Updated Tue, Apr 24, 2012 8:22 pm
Law enforcement officers and advocacy agencies across the country are spotlighting crime victim's rights this week, and Athens County is joining the movement in an attempt to reach every victim of a crime.
"There's a fear of being a victim. You don't want to be a victim. I was a victim. I had my house burglarized on a Saturday morning about four years ago. I mean I'm a county prosecutor. I told them, 'Don't file a report. It's okay. We'll get the other eight houses. We don't need to get mine.'" said Keller Blackburn, Athens County prosecutor. "It's something that you just don't want to be.
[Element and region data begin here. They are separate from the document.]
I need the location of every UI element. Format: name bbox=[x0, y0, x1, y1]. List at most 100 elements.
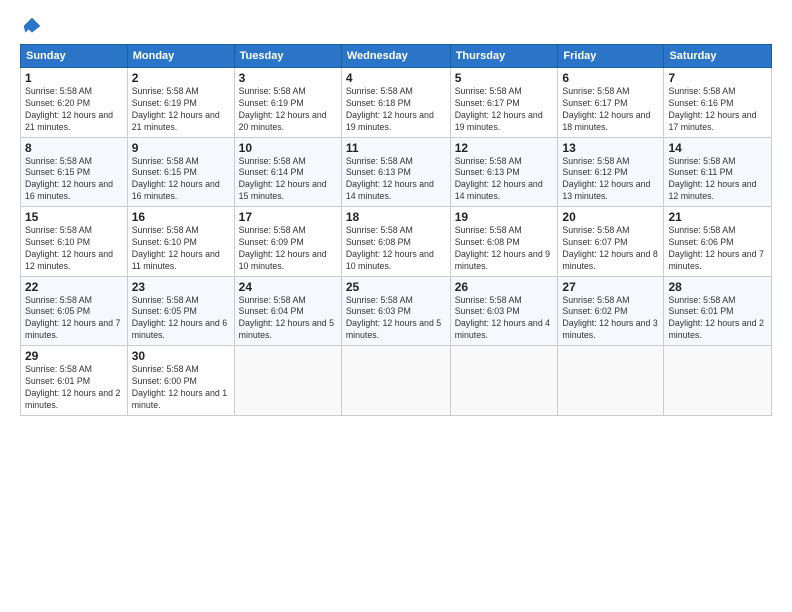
day-number-4: 4 bbox=[346, 71, 446, 85]
day-cell-23: 23 Sunrise: 5:58 AM Sunset: 6:05 PM Dayl… bbox=[127, 276, 234, 346]
day-detail-8: Sunrise: 5:58 AM Sunset: 6:15 PM Dayligh… bbox=[25, 156, 123, 204]
day-detail-7: Sunrise: 5:58 AM Sunset: 6:16 PM Dayligh… bbox=[668, 86, 767, 134]
day-number-24: 24 bbox=[239, 280, 337, 294]
day-cell-3: 3 Sunrise: 5:58 AM Sunset: 6:19 PM Dayli… bbox=[234, 68, 341, 138]
day-cell-2: 2 Sunrise: 5:58 AM Sunset: 6:19 PM Dayli… bbox=[127, 68, 234, 138]
day-detail-12: Sunrise: 5:58 AM Sunset: 6:13 PM Dayligh… bbox=[455, 156, 554, 204]
col-saturday: Saturday bbox=[664, 45, 772, 68]
day-cell-10: 10 Sunrise: 5:58 AM Sunset: 6:14 PM Dayl… bbox=[234, 137, 341, 207]
col-wednesday: Wednesday bbox=[341, 45, 450, 68]
day-number-10: 10 bbox=[239, 141, 337, 155]
day-cell-11: 11 Sunrise: 5:58 AM Sunset: 6:13 PM Dayl… bbox=[341, 137, 450, 207]
day-number-25: 25 bbox=[346, 280, 446, 294]
day-detail-6: Sunrise: 5:58 AM Sunset: 6:17 PM Dayligh… bbox=[562, 86, 659, 134]
day-cell-12: 12 Sunrise: 5:58 AM Sunset: 6:13 PM Dayl… bbox=[450, 137, 558, 207]
col-friday: Friday bbox=[558, 45, 664, 68]
day-number-7: 7 bbox=[668, 71, 767, 85]
day-detail-22: Sunrise: 5:58 AM Sunset: 6:05 PM Dayligh… bbox=[25, 295, 123, 343]
day-number-17: 17 bbox=[239, 210, 337, 224]
day-cell-16: 16 Sunrise: 5:58 AM Sunset: 6:10 PM Dayl… bbox=[127, 207, 234, 277]
day-detail-29: Sunrise: 5:58 AM Sunset: 6:01 PM Dayligh… bbox=[25, 364, 123, 412]
day-number-8: 8 bbox=[25, 141, 123, 155]
day-number-19: 19 bbox=[455, 210, 554, 224]
day-detail-10: Sunrise: 5:58 AM Sunset: 6:14 PM Dayligh… bbox=[239, 156, 337, 204]
day-number-6: 6 bbox=[562, 71, 659, 85]
day-detail-21: Sunrise: 5:58 AM Sunset: 6:06 PM Dayligh… bbox=[668, 225, 767, 273]
day-cell-21: 21 Sunrise: 5:58 AM Sunset: 6:06 PM Dayl… bbox=[664, 207, 772, 277]
day-cell-19: 19 Sunrise: 5:58 AM Sunset: 6:08 PM Dayl… bbox=[450, 207, 558, 277]
day-number-11: 11 bbox=[346, 141, 446, 155]
header-row: Sunday Monday Tuesday Wednesday Thursday… bbox=[21, 45, 772, 68]
week-row-2: 8 Sunrise: 5:58 AM Sunset: 6:15 PM Dayli… bbox=[21, 137, 772, 207]
empty-cell bbox=[450, 346, 558, 416]
day-cell-1: 1 Sunrise: 5:58 AM Sunset: 6:20 PM Dayli… bbox=[21, 68, 128, 138]
day-cell-13: 13 Sunrise: 5:58 AM Sunset: 6:12 PM Dayl… bbox=[558, 137, 664, 207]
col-thursday: Thursday bbox=[450, 45, 558, 68]
day-cell-8: 8 Sunrise: 5:58 AM Sunset: 6:15 PM Dayli… bbox=[21, 137, 128, 207]
day-number-22: 22 bbox=[25, 280, 123, 294]
day-number-3: 3 bbox=[239, 71, 337, 85]
day-detail-15: Sunrise: 5:58 AM Sunset: 6:10 PM Dayligh… bbox=[25, 225, 123, 273]
day-number-16: 16 bbox=[132, 210, 230, 224]
day-cell-25: 25 Sunrise: 5:58 AM Sunset: 6:03 PM Dayl… bbox=[341, 276, 450, 346]
day-number-14: 14 bbox=[668, 141, 767, 155]
empty-cell bbox=[558, 346, 664, 416]
day-cell-28: 28 Sunrise: 5:58 AM Sunset: 6:01 PM Dayl… bbox=[664, 276, 772, 346]
day-detail-5: Sunrise: 5:58 AM Sunset: 6:17 PM Dayligh… bbox=[455, 86, 554, 134]
week-row-1: 1 Sunrise: 5:58 AM Sunset: 6:20 PM Dayli… bbox=[21, 68, 772, 138]
day-number-12: 12 bbox=[455, 141, 554, 155]
day-number-20: 20 bbox=[562, 210, 659, 224]
day-detail-14: Sunrise: 5:58 AM Sunset: 6:11 PM Dayligh… bbox=[668, 156, 767, 204]
day-number-26: 26 bbox=[455, 280, 554, 294]
week-row-5: 29 Sunrise: 5:58 AM Sunset: 6:01 PM Dayl… bbox=[21, 346, 772, 416]
day-cell-5: 5 Sunrise: 5:58 AM Sunset: 6:17 PM Dayli… bbox=[450, 68, 558, 138]
day-number-18: 18 bbox=[346, 210, 446, 224]
col-monday: Monday bbox=[127, 45, 234, 68]
day-detail-3: Sunrise: 5:58 AM Sunset: 6:19 PM Dayligh… bbox=[239, 86, 337, 134]
day-cell-9: 9 Sunrise: 5:58 AM Sunset: 6:15 PM Dayli… bbox=[127, 137, 234, 207]
col-sunday: Sunday bbox=[21, 45, 128, 68]
day-number-9: 9 bbox=[132, 141, 230, 155]
day-detail-28: Sunrise: 5:58 AM Sunset: 6:01 PM Dayligh… bbox=[668, 295, 767, 343]
day-number-27: 27 bbox=[562, 280, 659, 294]
day-number-23: 23 bbox=[132, 280, 230, 294]
day-detail-4: Sunrise: 5:58 AM Sunset: 6:18 PM Dayligh… bbox=[346, 86, 446, 134]
day-detail-23: Sunrise: 5:58 AM Sunset: 6:05 PM Dayligh… bbox=[132, 295, 230, 343]
day-number-29: 29 bbox=[25, 349, 123, 363]
day-detail-20: Sunrise: 5:58 AM Sunset: 6:07 PM Dayligh… bbox=[562, 225, 659, 273]
day-number-28: 28 bbox=[668, 280, 767, 294]
day-detail-2: Sunrise: 5:58 AM Sunset: 6:19 PM Dayligh… bbox=[132, 86, 230, 134]
day-detail-27: Sunrise: 5:58 AM Sunset: 6:02 PM Dayligh… bbox=[562, 295, 659, 343]
col-tuesday: Tuesday bbox=[234, 45, 341, 68]
day-detail-13: Sunrise: 5:58 AM Sunset: 6:12 PM Dayligh… bbox=[562, 156, 659, 204]
day-cell-14: 14 Sunrise: 5:58 AM Sunset: 6:11 PM Dayl… bbox=[664, 137, 772, 207]
calendar-table: Sunday Monday Tuesday Wednesday Thursday… bbox=[20, 44, 772, 416]
day-cell-15: 15 Sunrise: 5:58 AM Sunset: 6:10 PM Dayl… bbox=[21, 207, 128, 277]
logo bbox=[20, 16, 42, 36]
empty-cell bbox=[234, 346, 341, 416]
week-row-4: 22 Sunrise: 5:58 AM Sunset: 6:05 PM Dayl… bbox=[21, 276, 772, 346]
empty-cell bbox=[664, 346, 772, 416]
day-detail-16: Sunrise: 5:58 AM Sunset: 6:10 PM Dayligh… bbox=[132, 225, 230, 273]
day-detail-9: Sunrise: 5:58 AM Sunset: 6:15 PM Dayligh… bbox=[132, 156, 230, 204]
day-number-15: 15 bbox=[25, 210, 123, 224]
logo-icon bbox=[22, 16, 42, 36]
day-cell-26: 26 Sunrise: 5:58 AM Sunset: 6:03 PM Dayl… bbox=[450, 276, 558, 346]
day-number-30: 30 bbox=[132, 349, 230, 363]
day-number-13: 13 bbox=[562, 141, 659, 155]
day-cell-30: 30 Sunrise: 5:58 AM Sunset: 6:00 PM Dayl… bbox=[127, 346, 234, 416]
day-cell-7: 7 Sunrise: 5:58 AM Sunset: 6:16 PM Dayli… bbox=[664, 68, 772, 138]
header bbox=[20, 16, 772, 36]
empty-cell bbox=[341, 346, 450, 416]
day-detail-25: Sunrise: 5:58 AM Sunset: 6:03 PM Dayligh… bbox=[346, 295, 446, 343]
day-detail-17: Sunrise: 5:58 AM Sunset: 6:09 PM Dayligh… bbox=[239, 225, 337, 273]
day-cell-29: 29 Sunrise: 5:58 AM Sunset: 6:01 PM Dayl… bbox=[21, 346, 128, 416]
day-cell-6: 6 Sunrise: 5:58 AM Sunset: 6:17 PM Dayli… bbox=[558, 68, 664, 138]
day-detail-30: Sunrise: 5:58 AM Sunset: 6:00 PM Dayligh… bbox=[132, 364, 230, 412]
day-cell-22: 22 Sunrise: 5:58 AM Sunset: 6:05 PM Dayl… bbox=[21, 276, 128, 346]
day-cell-24: 24 Sunrise: 5:58 AM Sunset: 6:04 PM Dayl… bbox=[234, 276, 341, 346]
day-number-5: 5 bbox=[455, 71, 554, 85]
day-number-21: 21 bbox=[668, 210, 767, 224]
day-detail-18: Sunrise: 5:58 AM Sunset: 6:08 PM Dayligh… bbox=[346, 225, 446, 273]
day-number-2: 2 bbox=[132, 71, 230, 85]
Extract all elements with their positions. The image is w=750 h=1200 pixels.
So, the quicker you file a report, the quicker we can gain evidence and get you help as soon as possible."
That kind of help is exactly what agencies and organizations are highlighting as part of national crime victims rights week.
Blackburn said victims often do not understand the criminal justice process.
"We try to inform them of their rights, their opportunity to be present at hearings. They used to be excluded from the courtroom because they were a witness. They couldn't hear what was going on before they testify. Now they have the right to do that," he said.
Several programs on Ohio University's campus provide resources to student crime victims. One such resource is OU's survivor advocacy program. The advocacy program offers support to victims of stalking, dating violence, assault and sexual assault.
Brenda Srickland, coordinator of the program, said the group provides basic counseling services to victims of crimes, transports victims to the hospital and guides victims through police procedures and the criminal justice process.